Most dentists and dental professionals, including the American Dental Association, support this code addition. There is growing recognition that addressing oral health inequity requires an interprofessional and integrated approach. The addition of this code will support both.
It also could signal a big change in the industry. Dentists are surgeons, right? Physicians and medical surgeons have learned to work together. So, for example, when a medicine becomes available that simplifies treatment from surgical to pharmacological or topical care, surgeons hand off to physicians. SDF offers the first major advancement in caries treatment that uses pharmacological-topical approach; it is time for dentists to hand this off.
Can you say a little more about how SDF is different from fluoride varnish?
Differences between the application of fluoride varnish and SDF include the diagnostic indication, the expected outcome, and the application technique. The indication for fluoride varnish is high risk of dental caries, while the indication for SDF is an actual caries lesion. The expected outcome for fluoride varnish is less new caries lesions, while that of SDF is arrest of the lesions. This might be thought of as disease prevention versus disease treatment.
The application technique for fluoride varnish is to apply it to all tooth surfaces. In contrast, SDF is applied very specifically to caries lesions themselves, which commonly represent much smaller and specific areas. SDF requires much more careful attention and technique. Analogies in medicine might be that fluoride varnish is like applying a skin protection lotion for a person with eczema, while SDF is more like electrocautery/cryotherapy for warts — or using a silver nitrate stick to stop a bleed.

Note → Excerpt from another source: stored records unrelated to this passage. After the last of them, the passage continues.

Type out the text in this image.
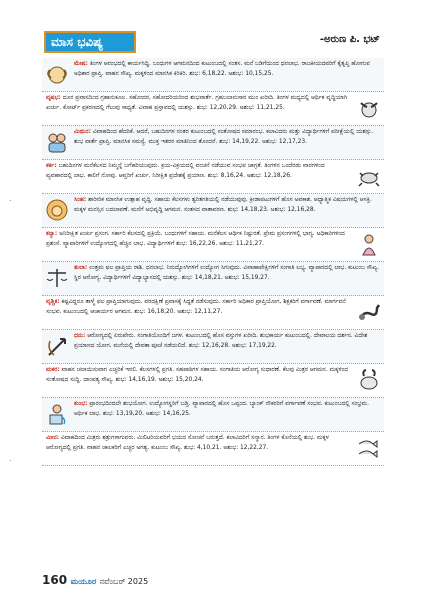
ಮಾಸ ಭವಿಷ್ಯ	-ಅರುಣ ಪಿ. ಭಟ್
ಮೇಷ: ತಿಂಗಳ ಆರಂಭದಲ್ಲಿ ಕಾರ್ಯಸಿದ್ಧಿ. ಬಂಧುಗಳ ಆಗಮನದಿಂದ ಕುಟುಂಬದಲ್ಲಿ ಸಂತಸ. ಮನೆ ಬಡಿಗೆಯಿಂದ ಧನಲಾಭ. ರಾಜಕೀಯದವರಿಗೆ ಕೈತೃಪ್ತಿ ಹೋಗುವ ಅಧಿಕಾರ ಪ್ರಾಪ್ತಿ. ವಾಹನ ಸೌಖ್ಯ. ಮಕ್ಕಳಿಂದ ಮಾನಸಿಕ ಕಿರಿಕಿರಿ. ಶುಭ: 6,18,22. ಅಶುಭ: 10,15,25.
ವೃಷಭ: ದೂರ ಪ್ರವಾಸದಿಂದ ಗ್ರಹಾನುಕೂಲ. ಸಹೋದರ, ಸಹೋದರಿಯರಿಂದ ಶುಭವಾರ್ತೆ. ಗ್ರಹಬಲಾನುಸಾರ ಮುಂ ಖರೀದಿ. ತಿಂಗಳ ಮಧ್ಯದಲ್ಲಿ ಆರ್ಥಿಕ ವೃದ್ಧಿಯಾಗಿ ಖರ್ಚು. ಕೋರ್ಟ್ ಪ್ರಕರಣದಲ್ಲಿ ಗೆಲುವು ಸಾಧ್ಯತೆ. ವಿವಾಹ ಪ್ರಸ್ತಾವದಲ್ಲಿ ಯಶಸ್ಸು. ಶುಭ: 12,20,29. ಅಶುಭ: 11,21,25.
ಮಿಥುನ: ವಿವಾಹದಿಂದ ಹೆದರಿಕೆ. ಆದರೆ, ಬಹುದಿನಗಳ ನಂತರ ಕುಟುಂಬದಲ್ಲಿ ಸಂತೋಷದ ಸಮಾರಂಭ. ಕಲಾವಿದರು ಮತ್ತು ವಿದ್ಯಾರ್ಥಿಗಳಿಗೆ ಪರೀಕ್ಷೆಯಲ್ಲಿ ಯಶಸ್ಸು. ಶುಭ ವಾರ್ತೆ ಪ್ರಾಪ್ತಿ. ಮಾನಸಿಕ ಸಮಸ್ಯೆ. ಮುಕ್ತ ಇತರರ ಮಾತಿನಿಂದ ತೊಂದರೆ. ಶುಭ: 14,19,22. ಅಶುಭ: 12,17,23.
ಕರ್ಕ: ಬಹುದಿನಗಳ ಮನೆಕೆಲಸದ ನಿಮ್ಮನ್ನೆ ಬಗೆಹರಿಯುವುದು. ಕ್ರಯ-ವಿಕ್ರಯದಲ್ಲಿ ವಂಚನೆ ನಡೆಯುವ ಸಂಭವ ಜಾಗ್ರತೆ. ತಿಂಗಳಿನ ಒಂದೆರಡು ವಾರಗಳಿಂದ ವ್ಯವಹಾರದಲ್ಲಿ ಲಾಭ. ಕಾಲಿಗೆ ನೋವು. ಆಪ್ತರಿಗೆ ಖರ್ಚು. ನಿರೀಕ್ಷಿತ ಪ್ರದೇಶಕ್ಕೆ ಪ್ರಯಾಣ. ಶುಭ: 8,16,24. ಅಶುಭ: 12,18,26.
ಸಿಂಹ: ಶಾರೀರಿಕ ಮಾನಸಿಕ ಉತ್ಸಾಹ ವೃದ್ಧಿ. ಸಹಾಯ ಕೆಲಸಗಳು ತ್ವರಿತಗತಿಯಲ್ಲಿ ನಡೆಯುವುವು. ಕ್ರೀಡಾಪಟುಗಳಿಗೆ ಹೊಸ ಅವಕಾಶ. ಆಧ್ಯಾತ್ಮಿಕ ವಿಷಯಗಳಲ್ಲಿ ಆಸಕ್ತಿ. ಮಕ್ಕಳ ಮನಸ್ಸಿನ ಬದಲಾವಣೆ. ಮನೆಗೆ ಅಭಿವೃದ್ಧಿ ಆಗಮನ. ಸಂತಸದ ವಾತಾವರಣ. ಶುಭ: 14,18,23. ಅಶುಭ: 12,16,28.
ಕನ್ಯಾ: ಅನಿರೀಕ್ಷಿತ ಖರ್ಚು ಪ್ರಸಂಗ. ಸರ್ಕಾರಿ ಕೆಲಸದಲ್ಲಿ ಪ್ರಕ್ರಿಯೆ. ಬಂಧುಗಳಿಗೆ ಸಹಾಯ. ಮನೆಕೆಲಸ ಆರ್ಥಿಕ ನಿಷ್ಟುರತೆ. ಪ್ರೇಮ ಪ್ರಸಂಗಗಳಲ್ಲಿ ಭಾಗ್ಯ. ಅಧಿಕಾರಿಗಳಿಂದ ಪ್ರಶಂಸೆ. ವ್ಯಾಪಾರಿಗಳಿಗೆ ಉದ್ಯೋಗದಲ್ಲಿ ಹೆಚ್ಚಿನ ಲಾಭ. ವಿದ್ಯಾರ್ಥಿಗಳಿಗೆ ಶುಭ: 16,22,26. ಅಶುಭ: 11,21,27.
ತುಲಾ: ಉತ್ತಮ ಫಲ ಪ್ರಾಪ್ತಿಯ ರಾಶಿ. ಧನಲಾಭ. ನಿರುದ್ಯೋಗಿಗಳಿಗೆ ಉದ್ಯೋಗ ಸಿಗುವುದು. ವಿವಾಹಾಪೇಕ್ಷಿಗಳಿಗೆ ಸಂಗಾತಿ ಲಭ್ಯ. ವ್ಯಾಪಾರದಲ್ಲಿ ಲಾಭ. ಕುಟುಂಬ ಸೌಖ್ಯ. ಸ್ಥಿರ ಆರೋಗ್ಯ. ವಿದ್ಯಾರ್ಥಿಗಳಿಗೆ ವಿದ್ಯಾಭ್ಯಾಸದಲ್ಲಿ ಯಶಸ್ಸು. ಶುಭ: 14,18,21. ಅಶುಭ: 15,19,27.
ವೃಶ್ಚಿಕ: ಕಷ್ಟವಿದ್ದರೂ ತಾಳ್ಮೆ ಫಲ ಪ್ರಾಪ್ತಿಯಾಗುವುದು. ವರದಕ್ಷಿಣೆ ಪ್ರವಾಸಕ್ಕೆ ಸಿದ್ಧತೆ ನಡೆಸುವುದು. ಸರ್ಕಾರಿ ಅಧಿಕಾರ ಪ್ರಾಪ್ತಿಯೋಗ, ಶಿಕ್ಷಕರಿಗೆ ವರ್ಗಾವಣೆ. ಮಾರ್ಗವನೆ ಸಂಭವ. ಕುಟುಂಬದಲ್ಲಿ ಆಚಾರ್ಯರ ಆಗಮನ. ಶುಭ: 16,18,20. ಅಶುಭ: 12,11,27.
ಧನು: ಆರೋಗ್ಯದಲ್ಲಿ ಏರುಪೇರು. ಸಂಗಾತಿಯೊಂದಿಗೆ ಜಗಳ. ಕುಟುಂಬದಲ್ಲಿ ಹೊಸ ವಸ್ತುಗಳ ಖರೀದಿ. ಶುಭಕಾರ್ಯ ಕುಟುಂಬದಲ್ಲಿ. ದೇವಾಲಯ ದರ್ಶನ. ವಿದೇಶ ಪ್ರಯಾಣದ ಯೋಗ. ಮನೆಯಲ್ಲಿ ದೇವತಾ ಪೂಜೆ ನಡೆಯಲಿದೆ. ಶುಭ: 12,16,28. ಅಶುಭ: 17,19,22.
ಮಕರ: ವಾಹನ ಚಲಾಯಿಸುವಾಗ ಎಚ್ಚರಿಕೆ ಇರಲಿ. ಕೆಲಸಗಳಲ್ಲಿ ಪ್ರಗತಿ. ಸಹಪಾಠಿಗಳ ಸಹಾಯ. ಸಂಗಾತಿಯ ಆರೋಗ್ಯ ಸುಧಾರಣೆ. ಕೆಲವು ಮಿತ್ರರ ಆಗಮನ. ಮಕ್ಕಳಿಂದ ಸಂತೋಷದ ಸುದ್ದಿ. ದಾಂಪತ್ಯ ಸೌಖ್ಯ. ಶುಭ: 14,16,19. ಅಶುಭ: 15,20,24.
ಕುಂಭ: ಪ್ರಾರಂಭದಿಂದಲೇ ಶುಭಯೋಗ. ಉದ್ಯೋಗಸ್ಥರಿಗೆ ಬಡ್ತಿ. ವ್ಯಾಪಾರದಲ್ಲಿ ಹೊಸ ಒಪ್ಪಂದ. ಬ್ಯಾಂಕ್ ನೌಕರರಿಗೆ ವರ್ಗಾವಣೆ ಸಂಭವ. ಕುಟುಂಬದಲ್ಲಿ ಸಂಭ್ರಮ. ಆರ್ಥಿಕ ಲಾಭ. ಶುಭ: 13,19,20. ಅಶುಭ: 14,16,25.
ಮೀನ: ವಿವಾಹದಿಂದ ಮಿತ್ರರು ಶತ್ರುಗಳಾಗುವರು. ಮಿಲಿಟರಿಯವರಿಗೆ ಭಯದ ಸೋಚನೆ ಬರುತ್ತದೆ. ಕಲಾವಿದರಿಗೆ ಸನ್ಮಾನ. ತಿಂಗಳ ಕೊನೆಯಲ್ಲಿ ಶುಭ. ಮಕ್ಕಳ ಆರೋಗ್ಯದಲ್ಲಿ ಪ್ರಗತಿ. ವಾಹನ ಚಾಲಕರಿಗೆ ಎಚ್ಚರ ಅಗತ್ಯ. ಕುಟುಂಬ ಸೌಖ್ಯ. ಶುಭ: 4,10,21. ಅಶುಭ: 12,22,27.
160 ಮಯೂರ ನವೆಂಬರ್ 2025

Is SDF FDA approved as a drug to treat dental caries?
No — like fluoride varnish, it is cleared as a device to treat dental hypersensitivity. The NIH/FDA phase III trial will soon end, and caries drug approval is expected thereafter. It was granted Breakthrough Therapy status by the FDA. We expect that drug approval will constitute a move to a Category I CPT code.
Who contributed to this work? How did it happen?
The code proposal was a collaboration led by a team focused on minimally invasive care within CareQuest Institute, which sponsored and submitted the proposal. Peter Milgrom, DDS, emeritus professor at the University of Washington Schools of Dentistry and Public Health and founder of Advantage Silver Dental Arrest, did the bulk of the early work to get this project moving. Without him, none of this would have happened. There were also key contributions from Elevate Oral Care, the Children's Health Alliance of Wisconsin, and a group of physicians who have been using and teaching SDF themselves, including Drs. Stephen Holve, Karen Sokal-Guttierez, and Rebecca Bernstein, in particular.
Support from several organizations was critical to approving the new code: American Geriatrics Society, National Dental Association, American Dental Association, American Dental Hygienists Association, Society of American Indian Dentists, Children's Health Alliance of Wisconsin, National Coalition of Dentists for Health Equity, NorthWest Health Law Advocates, Community Catalyst, and the Center for Medicare Advocacy.